Scientists, writing in ACS' Molecular Pharmaceutics, say they've successfully used a Trojan Horse method to sneak the stroke medication erythropoietin through the blood-brain barrier. It also could help people with traumatic head injuries, Parkinson's disease, and other chronic brain disorders, they said.

William Pardridge and colleagues explain that erythropoietin is a protective protein that has engendered great medical interest for its potential in protecting brain cells cut off from their normal blood supply by a stroke, or brain attack. Tests, however, show that erythropoietin, like other drugs, cannot penetrate the blood-brain-barrier that surrounds and protects the brain. Other proteins, however, can penetrate the barrier, and the scientists decided to test one of them as a Trojan Horse to sneak in erythropoietin.

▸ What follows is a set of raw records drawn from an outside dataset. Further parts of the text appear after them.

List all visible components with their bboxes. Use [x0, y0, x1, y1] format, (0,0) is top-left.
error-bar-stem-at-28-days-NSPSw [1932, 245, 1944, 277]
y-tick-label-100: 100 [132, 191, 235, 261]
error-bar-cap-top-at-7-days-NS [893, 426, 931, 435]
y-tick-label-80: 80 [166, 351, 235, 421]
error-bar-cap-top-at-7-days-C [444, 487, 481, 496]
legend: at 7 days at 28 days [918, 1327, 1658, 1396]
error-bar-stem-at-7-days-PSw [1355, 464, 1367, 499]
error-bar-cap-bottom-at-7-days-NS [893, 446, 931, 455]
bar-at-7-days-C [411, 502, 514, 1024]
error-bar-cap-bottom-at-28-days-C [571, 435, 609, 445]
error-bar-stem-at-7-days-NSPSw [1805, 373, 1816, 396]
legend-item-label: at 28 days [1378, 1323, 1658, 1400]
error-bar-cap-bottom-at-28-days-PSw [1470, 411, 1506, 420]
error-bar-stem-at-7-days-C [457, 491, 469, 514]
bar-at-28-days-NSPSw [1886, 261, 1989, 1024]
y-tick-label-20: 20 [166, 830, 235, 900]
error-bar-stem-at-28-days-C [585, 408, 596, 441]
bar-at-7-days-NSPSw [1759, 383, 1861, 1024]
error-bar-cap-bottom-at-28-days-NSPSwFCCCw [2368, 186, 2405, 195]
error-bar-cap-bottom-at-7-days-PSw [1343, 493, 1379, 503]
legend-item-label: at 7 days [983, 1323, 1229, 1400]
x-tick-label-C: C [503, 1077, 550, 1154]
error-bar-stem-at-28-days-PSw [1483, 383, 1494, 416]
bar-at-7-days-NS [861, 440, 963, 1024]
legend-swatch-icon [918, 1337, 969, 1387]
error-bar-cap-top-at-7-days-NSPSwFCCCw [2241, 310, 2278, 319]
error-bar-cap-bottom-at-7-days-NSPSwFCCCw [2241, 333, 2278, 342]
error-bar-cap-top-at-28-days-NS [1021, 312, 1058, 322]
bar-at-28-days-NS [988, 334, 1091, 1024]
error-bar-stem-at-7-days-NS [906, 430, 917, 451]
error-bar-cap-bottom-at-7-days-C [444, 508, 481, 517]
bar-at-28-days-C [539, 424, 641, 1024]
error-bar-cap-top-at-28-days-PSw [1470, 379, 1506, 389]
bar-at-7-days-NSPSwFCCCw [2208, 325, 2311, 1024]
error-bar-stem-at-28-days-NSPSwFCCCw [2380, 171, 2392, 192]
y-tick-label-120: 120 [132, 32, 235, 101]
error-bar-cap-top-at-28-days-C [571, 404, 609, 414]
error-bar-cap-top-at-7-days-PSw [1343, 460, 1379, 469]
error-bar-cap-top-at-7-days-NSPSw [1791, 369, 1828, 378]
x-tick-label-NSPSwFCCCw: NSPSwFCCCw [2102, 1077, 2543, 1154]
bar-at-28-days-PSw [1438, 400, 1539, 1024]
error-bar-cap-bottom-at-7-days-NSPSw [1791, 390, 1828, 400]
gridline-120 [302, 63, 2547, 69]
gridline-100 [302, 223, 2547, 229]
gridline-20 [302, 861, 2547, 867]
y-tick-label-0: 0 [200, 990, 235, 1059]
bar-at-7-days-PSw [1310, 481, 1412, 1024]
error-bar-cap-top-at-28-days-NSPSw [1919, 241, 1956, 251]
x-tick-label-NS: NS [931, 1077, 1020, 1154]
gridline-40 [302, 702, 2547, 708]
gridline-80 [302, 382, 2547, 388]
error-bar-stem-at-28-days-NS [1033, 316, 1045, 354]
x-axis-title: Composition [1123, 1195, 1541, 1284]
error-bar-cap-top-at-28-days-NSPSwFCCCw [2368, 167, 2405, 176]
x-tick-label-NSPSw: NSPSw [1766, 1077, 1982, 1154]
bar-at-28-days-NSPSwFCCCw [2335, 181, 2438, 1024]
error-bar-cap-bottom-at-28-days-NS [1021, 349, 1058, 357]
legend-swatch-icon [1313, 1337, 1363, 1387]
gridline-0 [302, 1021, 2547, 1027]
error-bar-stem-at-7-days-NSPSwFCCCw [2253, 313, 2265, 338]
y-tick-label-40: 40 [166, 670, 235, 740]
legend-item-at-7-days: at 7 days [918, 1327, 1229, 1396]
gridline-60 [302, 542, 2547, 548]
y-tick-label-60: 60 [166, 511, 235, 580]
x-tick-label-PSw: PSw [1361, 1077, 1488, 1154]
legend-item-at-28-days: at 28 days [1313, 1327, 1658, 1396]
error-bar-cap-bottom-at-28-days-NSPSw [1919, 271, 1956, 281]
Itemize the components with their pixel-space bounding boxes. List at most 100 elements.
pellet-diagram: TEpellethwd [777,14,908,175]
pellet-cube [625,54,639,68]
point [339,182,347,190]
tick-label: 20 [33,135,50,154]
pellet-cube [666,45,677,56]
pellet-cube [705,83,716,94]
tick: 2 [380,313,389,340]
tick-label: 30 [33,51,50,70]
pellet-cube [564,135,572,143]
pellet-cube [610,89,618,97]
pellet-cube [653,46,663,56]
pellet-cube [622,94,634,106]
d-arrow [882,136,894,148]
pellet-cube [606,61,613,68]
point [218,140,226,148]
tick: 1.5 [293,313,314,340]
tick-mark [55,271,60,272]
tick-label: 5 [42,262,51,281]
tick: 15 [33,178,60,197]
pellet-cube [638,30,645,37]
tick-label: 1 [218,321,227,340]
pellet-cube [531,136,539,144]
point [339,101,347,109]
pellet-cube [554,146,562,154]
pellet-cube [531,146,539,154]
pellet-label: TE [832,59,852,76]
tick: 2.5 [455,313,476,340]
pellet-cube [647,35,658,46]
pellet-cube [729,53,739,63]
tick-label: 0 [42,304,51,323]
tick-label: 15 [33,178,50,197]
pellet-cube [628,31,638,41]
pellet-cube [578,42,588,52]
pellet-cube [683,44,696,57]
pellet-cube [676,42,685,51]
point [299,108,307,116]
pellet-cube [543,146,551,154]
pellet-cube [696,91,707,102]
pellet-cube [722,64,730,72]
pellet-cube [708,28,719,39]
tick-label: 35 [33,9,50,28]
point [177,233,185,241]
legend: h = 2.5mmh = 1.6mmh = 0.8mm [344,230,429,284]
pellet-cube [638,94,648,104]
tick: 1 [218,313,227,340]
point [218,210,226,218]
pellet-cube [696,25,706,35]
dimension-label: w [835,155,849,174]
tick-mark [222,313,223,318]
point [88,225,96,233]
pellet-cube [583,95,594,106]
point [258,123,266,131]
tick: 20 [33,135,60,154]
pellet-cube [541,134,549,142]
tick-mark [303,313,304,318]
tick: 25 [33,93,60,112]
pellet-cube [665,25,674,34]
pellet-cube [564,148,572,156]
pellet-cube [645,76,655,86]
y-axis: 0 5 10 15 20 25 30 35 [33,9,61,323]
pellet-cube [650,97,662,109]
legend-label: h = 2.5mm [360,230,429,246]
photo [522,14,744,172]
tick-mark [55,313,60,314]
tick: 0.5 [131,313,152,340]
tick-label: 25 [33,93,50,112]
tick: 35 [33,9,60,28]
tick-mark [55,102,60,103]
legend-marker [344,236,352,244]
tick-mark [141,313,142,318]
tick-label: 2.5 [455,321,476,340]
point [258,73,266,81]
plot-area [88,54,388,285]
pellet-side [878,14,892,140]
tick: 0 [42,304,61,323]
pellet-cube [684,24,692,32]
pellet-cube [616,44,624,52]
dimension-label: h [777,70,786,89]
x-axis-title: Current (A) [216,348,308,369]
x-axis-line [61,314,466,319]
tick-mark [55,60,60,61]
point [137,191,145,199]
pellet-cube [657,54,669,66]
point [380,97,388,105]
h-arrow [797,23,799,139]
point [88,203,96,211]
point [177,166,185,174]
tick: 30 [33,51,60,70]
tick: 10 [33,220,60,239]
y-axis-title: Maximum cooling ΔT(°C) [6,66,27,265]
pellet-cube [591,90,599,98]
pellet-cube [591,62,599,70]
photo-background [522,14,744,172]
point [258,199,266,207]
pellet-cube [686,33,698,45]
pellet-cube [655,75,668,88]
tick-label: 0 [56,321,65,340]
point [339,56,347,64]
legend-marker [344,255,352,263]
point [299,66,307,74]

The researchers found an antibody that can go through the blood-brain barrier and linked it to erythropoietin to make a hybrid protein. Tests showed that the approach worked in laboratory mice, with the hybrid protein successfully penetrating the blood-brain barrier. The advance will allow scientists to begin testing erythropoietin's effects on mice with simulated stroke and other brain disorders.